Health workers warn of impact of restricting NI abortion to ‘arbitrary’ points before 24 weeks

Restricting abortion access to “arbitrary” points before 24 weeks in Northern Ireland will only create barriers for women, healthcare workers said.

Nobody must be excluded from reforms legalising the procedure, medical professionals and campaigners including Amnesty International said.

Unrestricted terminations would be available in Northern Ireland up to 12 or 14 weeks under Government proposals.

A joint submission by midwives and obstetricians said: “The professional groups agree that restricting access to abortion care at arbitrary gestations before 24 weeks will only create barriers for women.

“This is particularly true for women who are most vulnerable or disadvantaged – such as victims of domestic or sexual abuse, or who are experiencing social or economic deprivation – who, as a result of their circumstances, are more likely to present at later gestations.

“Importantly, they state, there is no clinical basis for introducing a restriction at either 12 or 14 weeks, and that introducing such restrictions would present a series of difficulties, including a number of women having to travel to the rest of the UK to complete their abortions – which would represent a failed regulatory framework.”

The Royal College of Obstetricians and Gynaecologists (RCOG), the Royal College of Midwives (RCM) and the Faculty of Sexual and Reproductive Healthcare (FSRH) also recommended any future legal framework for abortion care in Northern Ireland must be based on evidence-based best practice.

Terminations for women from Northern Ireland were decriminalised in October after Parliament passed a new law.

The Government has to put legislation in place by the end of March surrounding the provision of abortion services.

Amnesty International Northern Ireland campaign manager Grainne Teggart (pictured) said: “The Northern Ireland Office must not fail in delivering a framework that has choice and rights firmly at its centre and supports both those who need and provide abortion services.

“Amnesty has made clear that we will not accept arbitrary gestational limits that will create barriers and exclude the most marginalised in our society. No-one must be left behind.

“We must see a swift and effective transition to embedding these services in our healthcare system, ensuring they are fully accessible to all who need them.”

Mental well-being grounds may allow an abortion after 14 weeks under official proposals.

Terminations without time limit may be available in cases of fatal foetal abnormality or where a woman’s life was at risk or she was in danger of suffering permanent injury.

The official consultation said: “No certificate of opinion may be required from a doctor for the early termination (up to 12/14 weeks gestation), because it is proposed that termination will be available up to this gestational limit without any medical grounds being required to be met.”
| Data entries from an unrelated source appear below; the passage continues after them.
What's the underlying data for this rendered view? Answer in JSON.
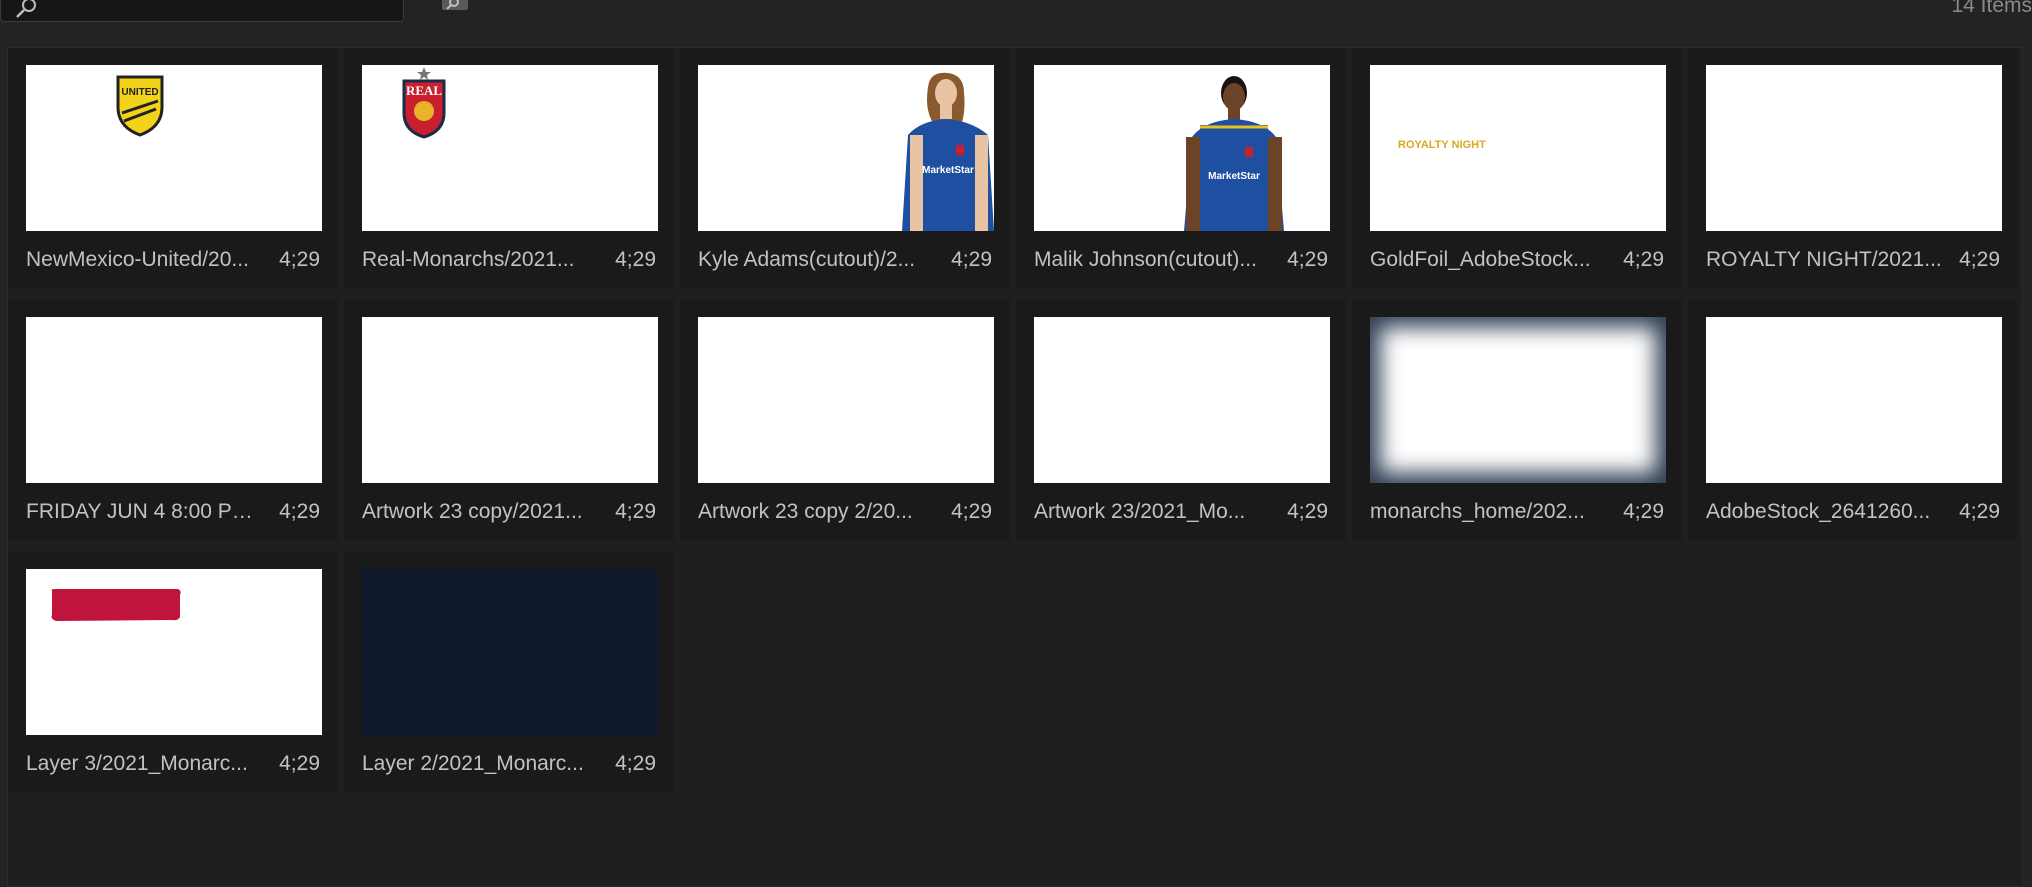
{
  "search": {
    "placeholder": "",
    "value": ""
  },
  "toolbar": {
    "new_bin_icon": "new-bin-icon"
  },
  "item_count": "14 Items",
  "items": [
    {
      "name": "NewMexico-United/20...",
      "duration": "4;29"
    },
    {
      "name": "Real-Monarchs/2021...",
      "duration": "4;29"
    },
    {
      "name": "Kyle Adams(cutout)/2...",
      "duration": "4;29"
    },
    {
      "name": "Malik Johnson(cutout)...",
      "duration": "4;29"
    },
    {
      "name": "GoldFoil_AdobeStock...",
      "duration": "4;29"
    },
    {
      "name": "ROYALTY NIGHT/2021...",
      "duration": "4;29"
    },
    {
      "name": "FRIDAY JUN 4 8:00 PM...",
      "duration": "4;29"
    },
    {
      "name": "Artwork 23 copy/2021...",
      "duration": "4;29"
    },
    {
      "name": "Artwork 23 copy 2/20...",
      "duration": "4;29"
    },
    {
      "name": "Artwork 23/2021_Mo...",
      "duration": "4;29"
    },
    {
      "name": "monarchs_home/202...",
      "duration": "4;29"
    },
    {
      "name": "AdobeStock_2641260...",
      "duration": "4;29"
    },
    {
      "name": "Layer 3/2021_Monarc...",
      "duration": "4;29"
    },
    {
      "name": "Layer 2/2021_Monarc...",
      "duration": "4;29"
    }
  ],
  "thumbnails": {
    "logo_united_text": "UNITED",
    "logo_real_text": "REAL",
    "jersey_sponsor": "MarketStar",
    "royalty_text": "ROYALTY NIGHT"
  },
  "colors": {
    "background": "#232323",
    "panel": "#1f1f1f",
    "cell": "#1a1a1a",
    "gold": "#d9a81e",
    "brush_red": "#c0143c",
    "navy": "#0e1a2c",
    "jersey_blue": "#1f4fa0"
  }
}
The Government said it was concerned that it may not be appropriate for a new process to be applied that requires a woman or girl to evidence that the pregnancy is a result of sexual crime and to obtain certification from a medical professional on that basis.

Any medical practitioner may perform the procedure and flexibility would be shown about where, recognising the use of pills at a woman’s home.

Later stage abortions would take place in hospital.